3. Air Movement (Wind)
- In still air the vapour layer above the surface quickly becomes saturated, reducing the concentration gradient that drives evaporation.
- Moving air continually replaces saturated air with drier air, keeping the gradient large and the rate high.
- Example: Clothes dry faster on a breezy day than on a calm day.
4. Ambient Pressure (optional)
- Lower external pressure reduces the vapour pressure that must be reached for molecules to escape.
- This is why water boils at a lower temperature on a mountain top.
Exam‑style Summary of the Three Core Factors
When a question asks how a factor influences evaporation, use the following concise structure:
- Temperature ↑ → kinetic energy ↑ → more molecules exceed the escape energy → evaporation rate ↑.

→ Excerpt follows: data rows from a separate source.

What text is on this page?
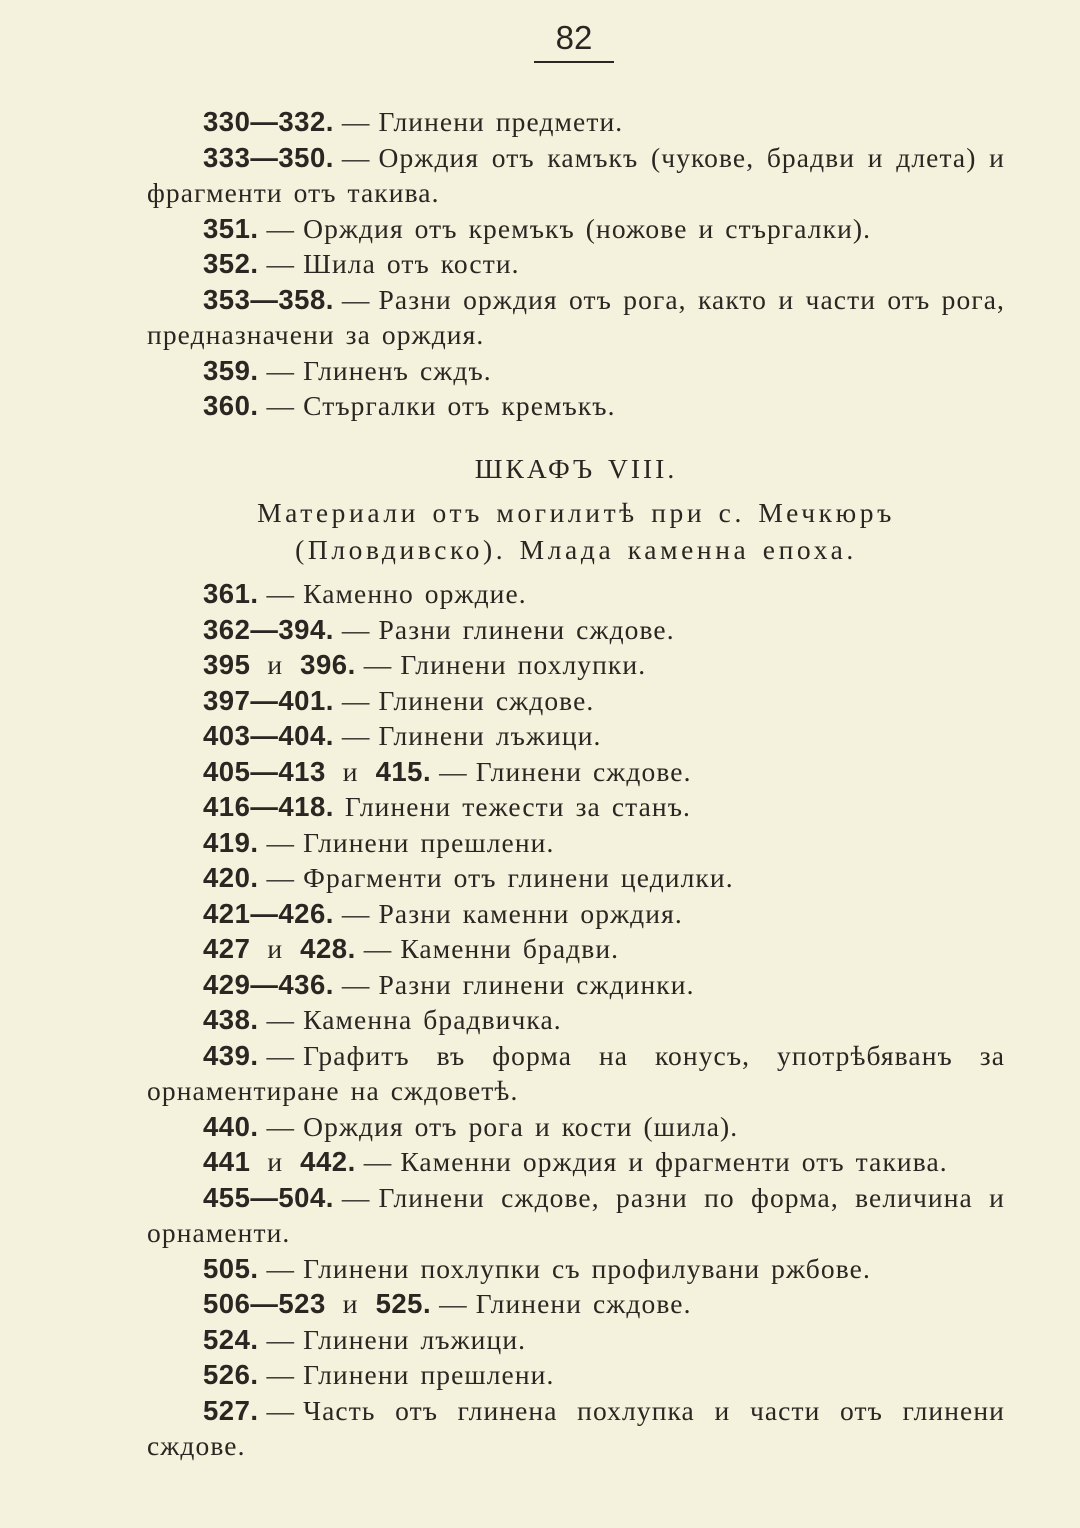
82

330—332. — Глинени предмети.

333—350. — Орждия отъ камъкъ (чукове, брадви и длета) и фрагменти отъ такива.

351. — Орждия отъ кремъкъ (ножове и стъргалки).

352. — Шила отъ кости.

353—358. — Разни орждия отъ рога, както и части отъ рога, предназначени за орждия.

359. — Глиненъ сждъ.

360. — Стъргалки отъ кремъкъ.

ШКАФЪ VIII.
Материали отъ могилитѣ при с. Мечкюръ
(Пловдивско). Млада каменна епоха.

361. — Каменно орждие.

362—394. — Разни глинени сждове.

395 и 396. — Глинени похлупки.

397—401. — Глинени сждове.

403—404. — Глинени лъжици.

405—413 и 415. — Глинени сждове.

416—418. Глинени тежести за станъ.

419. — Глинени прешлени.

420. — Фрагменти отъ глинени цедилки.

421—426. — Разни каменни орждия.

427 и 428. — Каменни брадви.

429—436. — Разни глинени сждинки.

438. — Каменна брадвичка.

439. — Графитъ въ форма на конусъ, употрѣбяванъ за орнаментиране на сждоветѣ.

440. — Орждия отъ рога и кости (шила).

441 и 442. — Каменни орждия и фрагменти отъ такива.

455—504. — Глинени сждове, разни по форма, величина и орнаменти.

505. — Глинени похлупки съ профилувани ржбове.

506—523 и 525. — Глинени сждове.

524. — Глинени лъжици.

526. — Глинени прешлени.

527. — Часть отъ глинена похлупка и части отъ глинени сждове.
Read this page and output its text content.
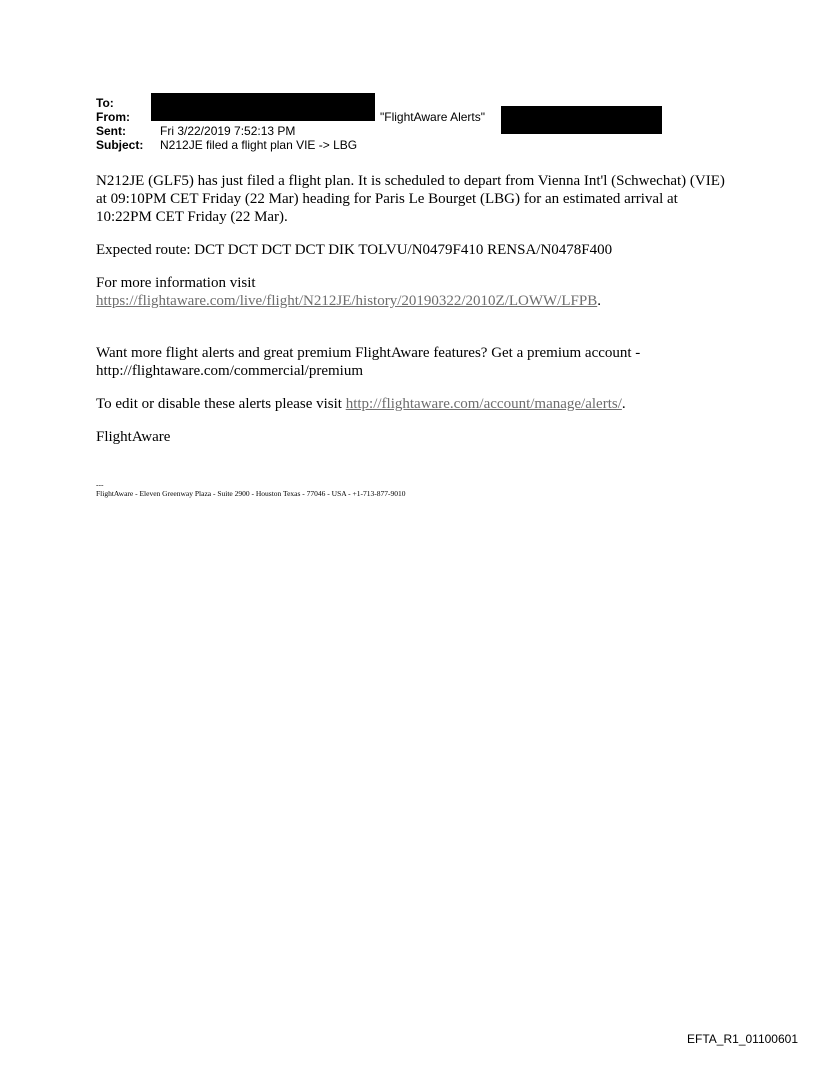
To:
From:	"FlightAware Alerts"
Sent:	Fri 3/22/2019 7:52:13 PM
Subject: N212JE filed a flight plan VIE -> LBG

N212JE (GLF5) has just filed a flight plan. It is scheduled to depart from Vienna Int'l (Schwechat) (VIE) at 09:10PM CET Friday (22 Mar) heading for Paris Le Bourget (LBG) for an estimated arrival at 10:22PM CET Friday (22 Mar).

Expected route: DCT DCT DCT DCT DIK TOLVU/N0479F410 RENSA/N0478F400

For more information visit
https://flightaware.com/live/flight/N212JE/history/20190322/2010Z/LOWW/LFPB.

Want more flight alerts and great premium FlightAware features? Get a premium account - http://flightaware.com/commercial/premium

To edit or disable these alerts please visit http://flightaware.com/account/manage/alerts/.

FlightAware

---
FlightAware - Eleven Greenway Plaza - Suite 2900 - Houston Texas - 77046 - USA - +1-713-877-9010
EFTA_R1_01100601
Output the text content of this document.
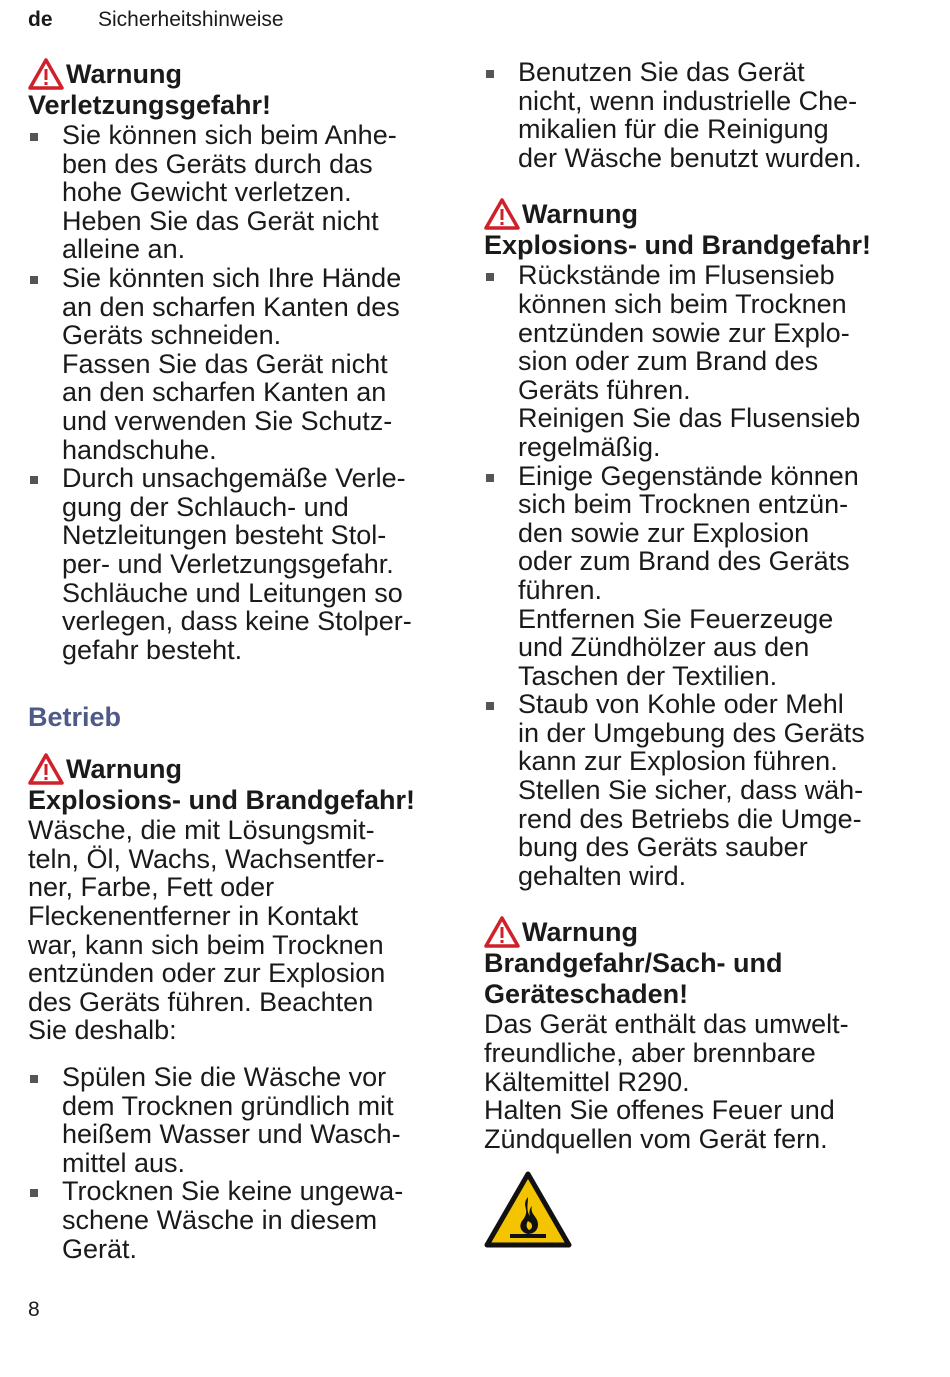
de Sicherheitshinweise
Warnung
Verletzungsgefahr!
Sie können sich beim Anhe-
ben des Geräts durch das
hohe Gewicht verletzen.
Heben Sie das Gerät nicht
alleine an.
Sie könnten sich Ihre Hände
an den scharfen Kanten des
Geräts schneiden.
Fassen Sie das Gerät nicht
an den scharfen Kanten an
und verwenden Sie Schutz-
handschuhe.
Durch unsachgemäße Verle-
gung der Schlauch- und
Netzleitungen besteht Stol-
per- und Verletzungsgefahr.
Schläuche und Leitungen so
verlegen, dass keine Stolper-
gefahr besteht.
Betrieb
Warnung
Explosions- und Brandgefahr!
Wäsche, die mit Lösungsmit-
teln, Öl, Wachs, Wachsentfer-
ner, Farbe, Fett oder
Fleckenentferner in Kontakt
war, kann sich beim Trocknen
entzünden oder zur Explosion
des Geräts führen. Beachten
Sie deshalb:
Spülen Sie die Wäsche vor
dem Trocknen gründlich mit
heißem Wasser und Wasch-
mittel aus.
Trocknen Sie keine ungewa-
schene Wäsche in diesem
Gerät.
Benutzen Sie das Gerät
nicht, wenn industrielle Che-
mikalien für die Reinigung
der Wäsche benutzt wurden.
Warnung
Explosions- und Brandgefahr!
Rückstände im Flusensieb
können sich beim Trocknen
entzünden sowie zur Explo-
sion oder zum Brand des
Geräts führen.
Reinigen Sie das Flusensieb
regelmäßig.
Einige Gegenstände können
sich beim Trocknen entzün-
den sowie zur Explosion
oder zum Brand des Geräts
führen.
Entfernen Sie Feuerzeuge
und Zündhölzer aus den
Taschen der Textilien.
Staub von Kohle oder Mehl
in der Umgebung des Geräts
kann zur Explosion führen.
Stellen Sie sicher, dass wäh-
rend des Betriebs die Umge-
bung des Geräts sauber
gehalten wird.
Warnung
Brandgefahr/Sach- und
Geräteschaden!
Das Gerät enthält das umwelt-
freundliche, aber brennbare
Kältemittel R290.
Halten Sie offenes Feuer und
Zündquellen vom Gerät fern.
8
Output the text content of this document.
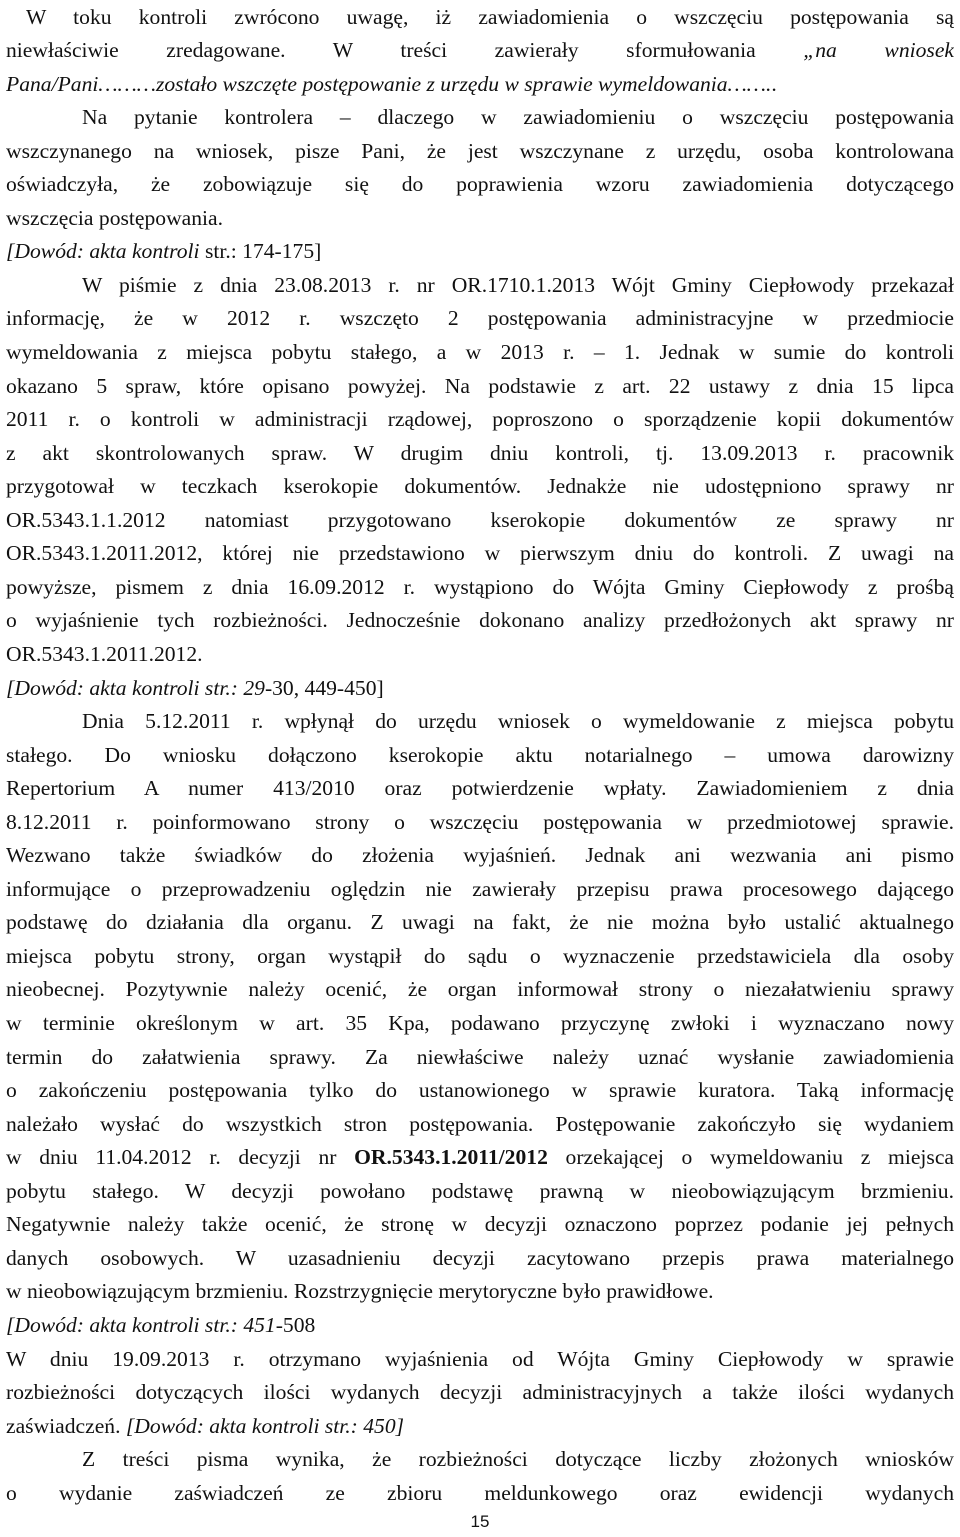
W toku kontroli zwrócono uwagę, iż zawiadomienia o wszczęciu postępowania są
niewłaściwie zredagowane. W treści zawierały sformułowania „na wniosek
Pana/Pani………zostało wszczęte postępowanie z urzędu w sprawie wymeldowania……..
Na pytanie kontrolera – dlaczego w zawiadomieniu o wszczęciu postępowania
wszczynanego na wniosek, pisze Pani, że jest wszczynane z urzędu, osoba kontrolowana
oświadczyła, że zobowiązuje się do poprawienia wzoru zawiadomienia dotyczącego
wszczęcia postępowania.
[Dowód: akta kontroli str.: 174-175]
W piśmie z dnia 23.08.2013 r. nr OR.1710.1.2013 Wójt Gminy Ciepłowody przekazał
informację, że w 2012 r. wszczęto 2 postępowania administracyjne w przedmiocie
wymeldowania z miejsca pobytu stałego, a w 2013 r. – 1. Jednak w sumie do kontroli
okazano 5 spraw, które opisano powyżej. Na podstawie z art. 22 ustawy z dnia 15 lipca
2011 r. o kontroli w administracji rządowej, poproszono o sporządzenie kopii dokumentów
z akt skontrolowanych spraw. W drugim dniu kontroli, tj. 13.09.2013 r. pracownik
przygotował w teczkach kserokopie dokumentów. Jednakże nie udostępniono sprawy nr
OR.5343.1.1.2012 natomiast przygotowano kserokopie dokumentów ze sprawy nr
OR.5343.1.2011.2012, której nie przedstawiono w pierwszym dniu do kontroli. Z uwagi na
powyższe, pismem z dnia 16.09.2012 r. wystąpiono do Wójta Gminy Ciepłowody z prośbą
o wyjaśnienie tych rozbieżności. Jednocześnie dokonano analizy przedłożonych akt sprawy nr
OR.5343.1.2011.2012.
[Dowód: akta kontroli str.: 29-30, 449-450]
Dnia 5.12.2011 r. wpłynął do urzędu wniosek o wymeldowanie z miejsca pobytu
stałego. Do wniosku dołączono kserokopie aktu notarialnego – umowa darowizny
Repertorium A numer 413/2010 oraz potwierdzenie wpłaty. Zawiadomieniem z dnia
8.12.2011 r. poinformowano strony o wszczęciu postępowania w przedmiotowej sprawie.
Wezwano także świadków do złożenia wyjaśnień. Jednak ani wezwania ani pismo
informujące o przeprowadzeniu oględzin nie zawierały przepisu prawa procesowego dającego
podstawę do działania dla organu. Z uwagi na fakt, że nie można było ustalić aktualnego
miejsca pobytu strony, organ wystąpił do sądu o wyznaczenie przedstawiciela dla osoby
nieobecnej. Pozytywnie należy ocenić, że organ informował strony o niezałatwieniu sprawy
w terminie określonym w art. 35 Kpa, podawano przyczynę zwłoki i wyznaczano nowy
termin do załatwienia sprawy. Za niewłaściwe należy uznać wysłanie zawiadomienia
o zakończeniu postępowania tylko do ustanowionego w sprawie kuratora. Taką informację
należało wysłać do wszystkich stron postępowania. Postępowanie zakończyło się wydaniem
w dniu 11.04.2012 r. decyzji nr OR.5343.1.2011/2012 orzekającej o wymeldowaniu z miejsca
pobytu stałego. W decyzji powołano podstawę prawną w nieobowiązującym brzmieniu.
Negatywnie należy także ocenić, że stronę w decyzji oznaczono poprzez podanie jej pełnych
danych osobowych. W uzasadnieniu decyzji zacytowano przepis prawa materialnego
w nieobowiązującym brzmieniu. Rozstrzygnięcie merytoryczne było prawidłowe.
[Dowód: akta kontroli str.: 451-508
W dniu 19.09.2013 r. otrzymano wyjaśnienia od Wójta Gminy Ciepłowody w sprawie
rozbieżności dotyczących ilości wydanych decyzji administracyjnych a także ilości wydanych
zaświadczeń. [Dowód: akta kontroli str.: 450]
Z treści pisma wynika, że rozbieżności dotyczące liczby złożonych wniosków
o wydanie zaświadczeń ze zbioru meldunkowego oraz ewidencji wydanych
15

- Surface area ↑ → more molecules are directly exposed → number of escaping molecules per second ↑.
- Air movement ↑ → saturated layer removed → concentration gradient ↑ → evaporation rate ↑.
Summary Table
| Condition | Effect on Evaporation Rate | Reason |
|---|
| High temperature | Increase | Higher kinetic energy → more molecules escape |
| Low temperature | Decrease | Fewer molecules have sufficient energy |
| Large surface area | Increase | More molecules are at the interface |
| Small surface area | Decrease | Fewer molecules exposed |
| Strong air flow | Increase | Vapour removed, concentration gradient maintained |
| Still air | Decrease | Vapour builds up, reducing gradient |
| Low ambient pressure | Increase | Lower vapour pressure needed for escape |
Suggested Diagram
Include a single sketch that shows:
- (a) A shallow pan of water – large surface area.
- (b) A deep bowl – small surface area.
- (c) Airflow over a water surface (arrows indicating wind).
- (d) High‑energy molecules at the surface escaping, leaving the remaining liquid cooler.
Exam Tips
- Link each factor to kinetic energy, surface exposure, or concentration gradient when explaining its effect.
- Use the qualitative formula E = kA(Psat‑Pair)f(v) to justify quantitative‑style answers.
- Remember: Boiling = bulk evaporation at the boiling point; evaporation = surface phenomenon at any temperature.
- If a question mentions a temperature change of the liquid, mention the cooling effect of evaporation.
- For higher‑grade questions, note that the boiling point varies with ambient pressure (e.g., lower on a mountain).